I am so fortunate and honored to be on the board of the Women’s Funding Network, and from being involved with that, I have met some women who I call “the big girls:” The former president and CEO of the Texas Women’s Foundation, Roslyn Dawson Thompson is just an incredible, non-nonsense woman. She’s super warm and friendly, gets things done, manages this organization that has a $36 million endowment, she’s served as a mentor to me. I really look up to her.

And then also The Women’s Foundation of Colorado is led by Lauren Casteel, a woman of color who says it like it is, she’s a go-getter, vivacious, so competent.

I don’t know how each of those women got so brilliant, but I want to be like them when I grow up.

What is your proudest moment?

It’s as a mom. When my oldest daughter, Ollie, got into the University of Oregon, she was so happy and I just felt so happy for her and proud of her that she’d worked really hard and got what she wanted.

With my second daughter, Malia, it wasn’t a moment but more than a time period, because she’s a 2020 high school graduate. With her de ella, it’s the resilience she’s exhibited that makes me proud.

Do you have a guiding principle or mantra?

Yes, it’s a quote. I love quotes! Desmond Tutu once said, “I’m not an optimist. I’m a prisoner of hope.”

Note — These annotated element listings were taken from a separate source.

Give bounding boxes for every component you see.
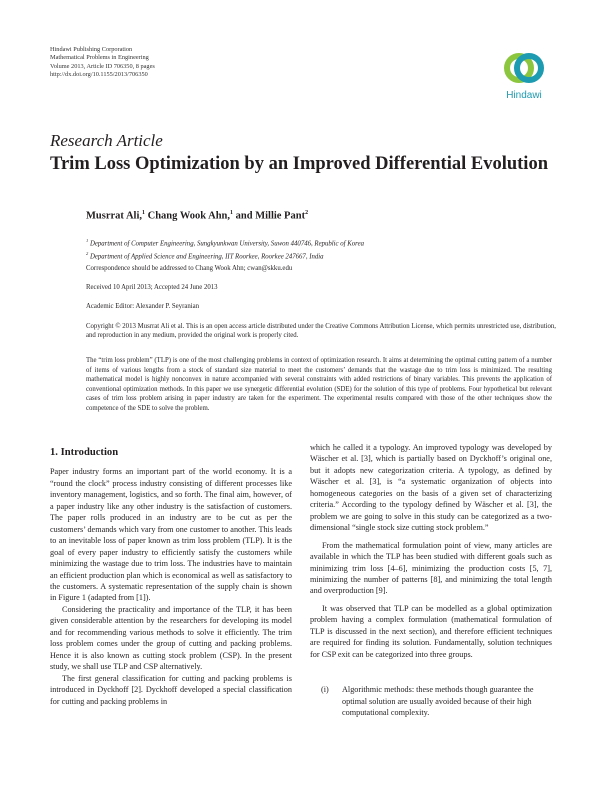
author-name: Musrrat Ali, (86, 210, 142, 222)
paragraph: It was observed that TLP can be modelled as a global optimization problem having a complex formulation (mathematical formulation of TLP is discussed in the next section), and therefore efficient techniques are required for finding its solution. Fundamentally, solution techniques for CSP exit can be categorized into three groups. (310, 603, 552, 659)
section-heading: 1. Introduction (50, 447, 119, 458)
affiliations (86, 236, 556, 261)
academic-editor: Academic Editor: Alexander P. Seyranian (86, 303, 200, 310)
affiliation-mark: 2 (86, 250, 89, 256)
affiliation-mark: 1 (86, 238, 89, 243)
dates: Received 10 April 2013; Accepted 24 June 2013 (86, 284, 218, 291)
affiliation-text: Department of Computer Engineering, Sungkyunkwan University, Suwon 440746, Republic of Korea (89, 240, 364, 248)
paragraph: From the mathematical formulation point of view, many articles are available in which the TLP has been studied with different goals such as minimizing trim loss [4–6], minimizing the production costs [5, 7], minimizing the number of patterns [8], and minimizing the total length and overproduction [9]. (310, 540, 552, 596)
doi-link[interactable]: http://dx.doi.org/10.1155/2013/706350 (50, 71, 148, 79)
journal-name: Mathematical Problems in Engineering (50, 54, 149, 62)
author-list (86, 210, 308, 222)
author-name: Chang Wook Ahn, (147, 210, 231, 222)
paragraph: Paper industry forms an important part of the world economy. It is a “round the clock” process industry consisting of different processes like inventory management, logistics, and so forth. The final aim, however, of a paper industry like any other industry is the satisfaction of customers. The paper rolls produced in an industry are to be cut as per the customers’ demands which vary from one customer to another. This leads to an inevitable loss of paper known as trim loss problem (TLP). It is the goal of every paper industry to efficiently satisfy the customers while minimizing the wastage due to trim loss. The industries have to maintain an efficient production plan which is economical as well as satisfactory to the customers. A systematic representation of the supply chain is shown in Figure 1 (adapted from [1]). (50, 467, 292, 603)
list-marker: (i) (321, 685, 329, 695)
journal-header (50, 46, 155, 80)
paragraph: The first general classification for cutting and packing problems is introduced in Dyckhoff [2]. Dyckhoff developed a special classification for cutting and packing problems in (50, 673, 292, 706)
volume-info: Volume 2013, Article ID 706350, 8 pages (50, 62, 155, 70)
right-column (310, 442, 552, 719)
publisher-logo-text: Hindawi (506, 90, 542, 101)
paper-title: Trim Loss Optimization by an Improved Differential Evolution (50, 154, 548, 174)
paragraph: which he called it a typology. An improved typology was developed by Wäscher et al. [3], which is partially based on Dyckhoff’s original one, but it adopts new categorization criteria. A typology, as defined by Wäscher et al. [3], is “a systematic organization of objects into homogeneous categories on the basis of a given set of characterizing criteria.” According to the typology defined by Wäscher et al. [3], the problem we are going to solve in this study can be categorized as a two-dimensional “single stock size cutting stock problem.” (310, 443, 552, 533)
left-column (50, 447, 292, 707)
affiliation-text: Department of Applied Science and Engineering, IIT Roorkee, Roorkee 247667, India (89, 252, 324, 260)
affiliation (86, 236, 556, 249)
list-item (310, 684, 552, 718)
correspondence: Correspondence should be addressed to Chang Wook Ahn; cwan@skku.edu (86, 265, 293, 272)
affiliation (86, 249, 556, 262)
author-affiliation-mark: 1 (142, 210, 145, 216)
paragraph: Considering the practicality and importance of the TLP, it has been given considerable attention by the researchers for developing its model and for recommending various methods to solve it efficiently. The trim loss problem comes under the group of cutting and packing problems. Hence it is also known as cutting stock problem (CSP). In the present study, we shall use TLP and CSP alternatively. (50, 604, 292, 672)
author-name: and Millie Pant (235, 210, 306, 222)
author-affiliation-mark: 2 (305, 210, 309, 216)
list-item-text: Algorithmic methods: these methods though guarantee the optimal solution are usually avoided because of their high computational complexity. (342, 685, 534, 718)
article-type: Research Article (50, 131, 163, 150)
author-affiliation-mark: 1 (230, 210, 234, 216)
copyright: Copyright © 2013 Musrrat Ali et al. This is an open access article distributed under the Creative Commons Attribution License, which permits unrestricted use, distribution, and reproduction in any medium, provided the original work is properly cited. (86, 323, 556, 340)
publisher: Hindawi Publishing Corporation (50, 46, 133, 53)
abstract: The “trim loss problem” (TLP) is one of the most challenging problems in context of optimization research. It aims at determining the optimal cutting pattern of a number of items of various lengths from a stock of standard size material to meet the customers’ demands that the wastage due to trim loss is minimized. The resulting mathematical model is highly nonconvex in nature accompanied with several constraints with added restrictions of binary variables. This prevents the application of conventional optimization methods. In this paper we use synergetic differential evolution (SDE) for the solution of this type of problems. Four hypothetical but relevant cases of trim loss problem arising in paper industry are taken for the experiment. The experimental results compared with those of the other techniques show the competence of the SDE to solve the problem. (86, 357, 552, 412)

To me that means that I believe in the positive, I believe in human potential. I believe in being in the moment even if it’s a difficult moment. You’re going to make it. I don’t generally dwell in anxiety – not to say I don’t have anxiety, but I dwell in a place of hope.

Hawaii is often associated with paradise, and we forget there are regular people there, working, living and struggling.  What do you want people to know about the women of Hawaii?

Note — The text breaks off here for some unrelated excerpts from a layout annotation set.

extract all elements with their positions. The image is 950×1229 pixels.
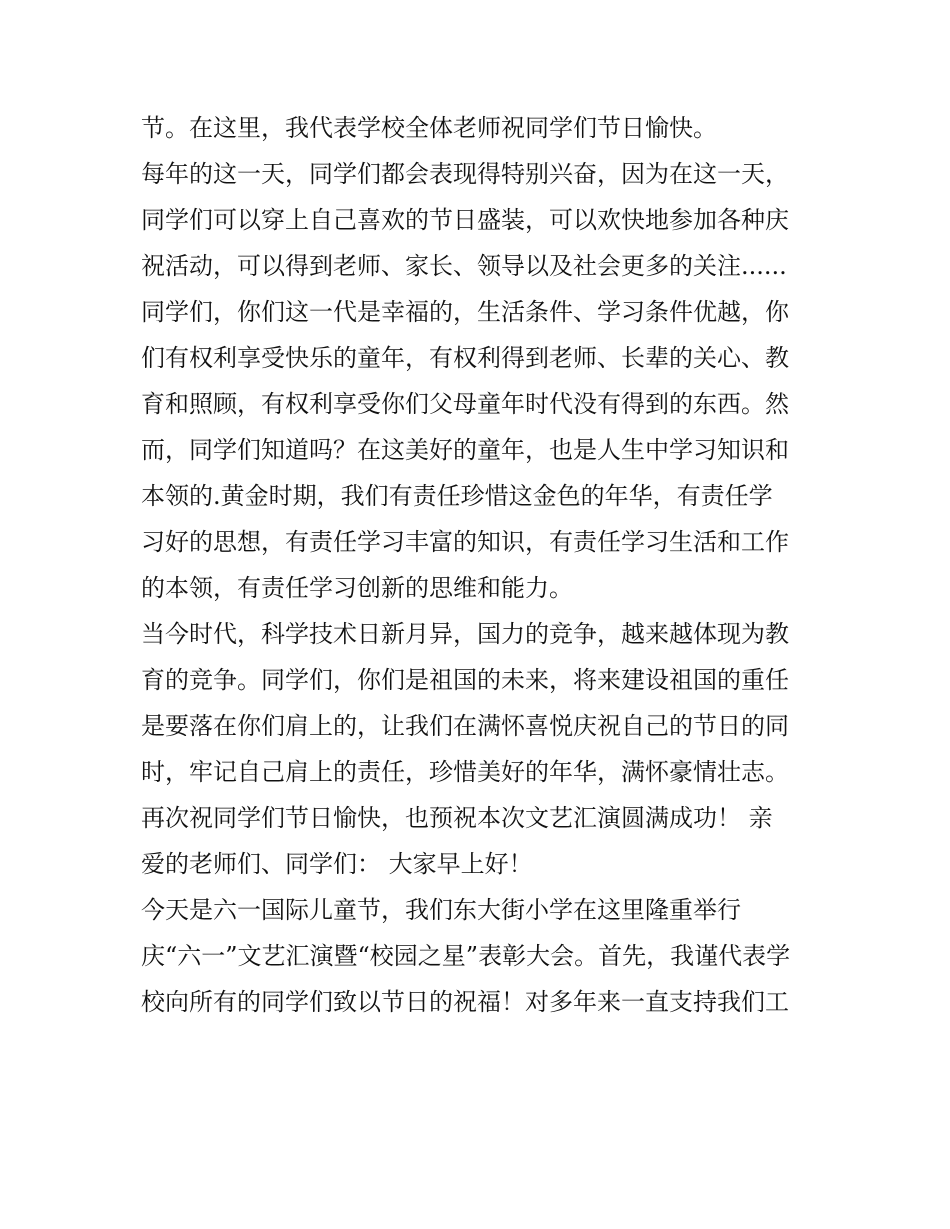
text-line: 同学们可以穿上自己喜欢的节日盛装，可以欢快地参加各种庆 — [141, 206, 789, 234]
text-line: 育的竞争。同学们，你们是祖国的未来，将来建设祖国的重任 — [141, 666, 789, 694]
body-text — [141, 105, 821, 1025]
text-line: 爱的老师们、同学们： 大家早上好！ — [141, 850, 533, 878]
text-line: 同学们，你们这一代是幸福的，生活条件、学习条件优越，你 — [141, 298, 789, 326]
text-line: 当今时代，科学技术日新月异，国力的竞争，越来越体现为教 — [141, 620, 789, 648]
text-line: 节。在这里，我代表学校全体老师祝同学们节日愉快。 — [141, 114, 717, 142]
text-line: 每年的这一天，同学们都会表现得特别兴奋，因为在这一天， — [141, 160, 789, 188]
text-line: 再次祝同学们节日愉快，也预祝本次文艺汇演圆满成功！ 亲 — [141, 804, 773, 832]
text-line: 习好的思想，有责任学习丰富的知识，有责任学习生活和工作 — [141, 528, 789, 556]
text-line: 校向所有的同学们致以节日的祝福！对多年来一直支持我们工 — [141, 988, 789, 1016]
text-line: 今天是六一国际儿童节，我们东大街小学在这里隆重举行 — [141, 896, 741, 924]
text-line: 是要落在你们肩上的，让我们在满怀喜悦庆祝自己的节日的同 — [141, 712, 789, 740]
text-line: 的本领，有责任学习创新的思维和能力。 — [141, 574, 573, 602]
text-line: 庆“六一”文艺汇演暨“校园之星”表彰大会。首先，我谨代表学 — [141, 942, 791, 970]
text-line: 时，牢记自己肩上的责任，珍惜美好的年华，满怀豪情壮志。 — [141, 758, 789, 786]
text-line: 而，同学们知道吗？在这美好的童年，也是人生中学习知识和 — [141, 436, 789, 464]
text-line: 祝活动，可以得到老师、家长、领导以及社会更多的关注...... — [141, 252, 787, 280]
text-line: 本领的.黄金时期，我们有责任珍惜这金色的年华，有责任学 — [141, 482, 773, 510]
text-line: 们有权利享受快乐的童年，有权利得到老师、长辈的关心、教 — [141, 344, 789, 372]
text-line: 育和照顾，有权利享受你们父母童年时代没有得到的东西。然 — [141, 390, 789, 418]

Item is often perceived as paradise, but it’s not paradise for everyone. It can be a struggle, for women especially. The people who are most likely to live in poverty here are single moms. Not single parents but single moms.

But what I think of with women in Hawaii, I think about that they’re strong, they’re proud, they’re wise, they’re gentle in their strength. They struggle. They love this place and they love the culture and they love their families. Communities thrive here because – or really, when – women do.

Leela Bilmes Goldstein
What I think of with women in Hawaii, I think about that they’re strong, they’re proud, they’re wise, they’re gentle in their strength. … Communities thrive here because—or really, when—women do.

What advice would you give your younger self?

Figure out what you love and then, let’s be real, figure out if you can make a living off it. And find a mentor!